О чем она никогда не упоминала, и о чем Стивен думал больше всего в этот день, так это о молчании, которое то же самое правительство хранило по поводу инцидента. Не было ни мемориальной службы, ни громких речей. Все, что он получил за это время — бесполезный лист бумаги с полным набором банальных фраз об их заслугах. И еще, они помогли бабушке в срочном порядке вывезти его из страны, чтобы было кому позаботиться о нем и разделить его горе.

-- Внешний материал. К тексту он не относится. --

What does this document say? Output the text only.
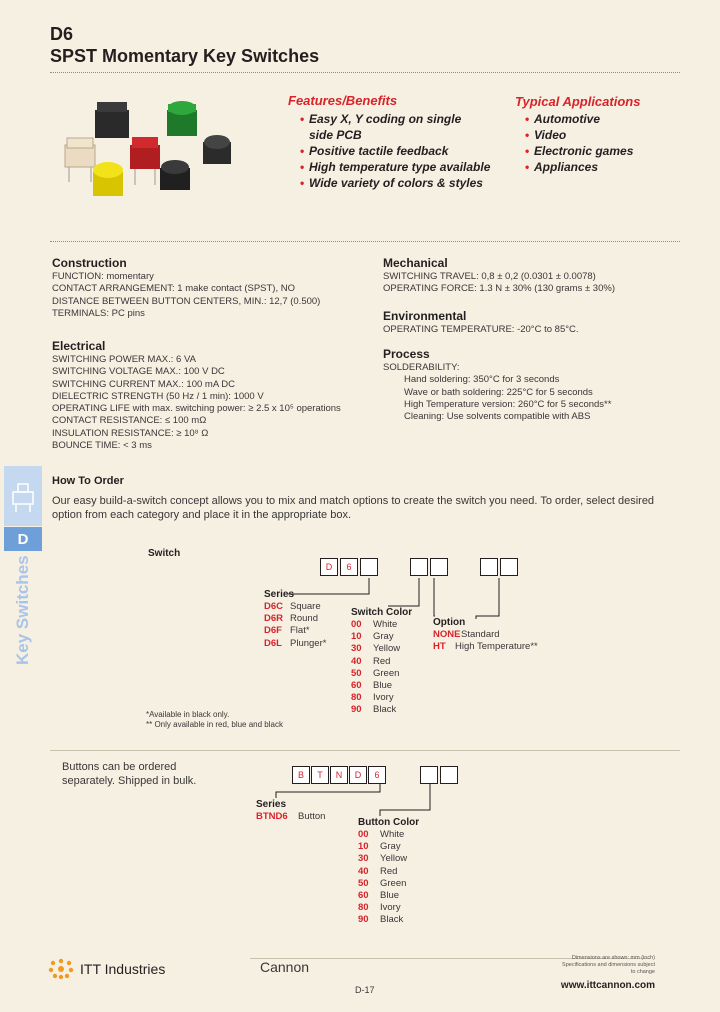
D6
SPST Momentary Key Switches
Features/Benefits
• Easy X, Y coding on single
side PCB
• Positive tactile feedback
• High temperature type available
• Wide variety of colors & styles
Typical Applications
• Automotive
• Video
• Electronic games
• Appliances
Construction
FUNCTION: momentary
CONTACT ARRANGEMENT: 1 make contact (SPST), NO
DISTANCE BETWEEN BUTTON CENTERS, MIN.: 12,7 (0.500)
TERMINALS: PC pins
Electrical
SWITCHING POWER MAX.: 6 VA
SWITCHING VOLTAGE MAX.: 100 V DC
SWITCHING CURRENT MAX.: 100 mA DC
DIELECTRIC STRENGTH (50 Hz / 1 min): 1000 V
OPERATING LIFE with max. switching power: ≥ 2.5 x 10⁵ operations
CONTACT RESISTANCE: ≤ 100 mΩ
INSULATION RESISTANCE: ≥ 10⁸ Ω
BOUNCE TIME: < 3 ms
Mechanical
SWITCHING TRAVEL: 0,8 ± 0,2 (0.0301 ± 0.0078)
OPERATING FORCE: 1.3 N ± 30% (130 grams ± 30%)
Environmental
OPERATING TEMPERATURE: -20°C to 85°C.
Process
SOLDERABILITY:
Hand soldering: 350°C for 3 seconds
Wave or bath soldering: 225°C for 5 seconds
High Temperature version: 260°C for 5 seconds**
Cleaning: Use solvents compatible with ABS
D
Key Switches
How To Order
Our easy build-a-switch concept allows you to mix and match options to create the switch you need. To order, select desired
option from each category and place it in the appropriate box.
Switch
D	6
Series
D6C Square
D6R Round
D6F Flat*
D6L Plunger*
Switch Color
00 White
10 Gray
30 Yellow
40 Red
50 Green
60 Blue
80 Ivory
90 Black
Option
NONEStandard
HT High Temperature**
*Available in black only.
** Only available in red, blue and black
Buttons can be ordered
separately. Shipped in bulk.	B	T	N	D	6
Series
BTND6 Button
Button Color
00 White
10 Gray
30 Yellow
40 Red
50 Green
60 Blue
80 Ivory
90 Black
ITT Industries	Cannon
Dimensions are shown: mm (inch)
Specifications and dimensions subject to change
D-17	www.ittcannon.com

Реальность же заключалась в том, что тогдашнему премьеру-министру не очень-то хотелось видеть милого двенадцатилетнего мальчика, проливающего горючие слезы на первых полосах «Таймс». Это бы плохо отразилось не только на бизнесе, но и, наверняка, на всех тайных нефтяных сделках, которые они пытались заключить в свете продолжающейся войны.
Чем занимались его родители, почему они стали мишенями, время и место их гибели, все еще оставалось для него тайной, даже спустя двадцать пять лет и, вероятно, останется ею навсегда. И все же, Колетт по-прежнему звонила на каждую годовщину, как будто, несмотря на ее заявления об обратном, она так и не смогла смириться с тем, что причина гибели ее единственного ребенка так и не будет озвучена. Несчастье, которое она чувствовала себя обязанной разделить с ним.
В тот вечер, выйдя наконец-то из паба, по тому, как сгустились сумерки, Стивен понял, что пробыл там слишком долго. Он не был пьян, по крайней мере, не настолько, как предполагал, но уходил в одиночестве.
И, по правде говоря, он вообще не ожидал, что вернется в квартиру с кем-то. Годовщина смерти его родителей, привычный звонок Колетт, подчеркивающий эту дату, и проблемы с текущей рукописью делали его более несчастным, чем обычно, и он не мог думать ни о чем, кроме чашки хорошего кофе и своей подушке. Может быть, та книга, которую он купил пару месяцев назад, но так и не нашел на нее времени, успокоит нервы, прежде чем погрузит его в сон?
Дело в том, что все эти однотипные сценарии с едва знакомыми парнями «на один раз», которых он таскал домой, его давно уже утомили. Он прекрасно понимал, что становится слишком старым для сомнительных интрижек. Ему также довольно легко было признать, что хихикающие юные «гомики» в пабах, которые он часто посещал, ничем не отличались от отчаянно нуждающегося «старого пердуна», над которым он посмеивался лет пятнадцать назад. Так что да, если поиск стабильности и серьезных отношений означает искру отчаяния, он признавал себя виновным по всем статьям. Он сам превращался в отчаявшегося «старого пердуна», и для любого одинокого гея это было достаточным основанием, чтобы жизнь казалась грустной.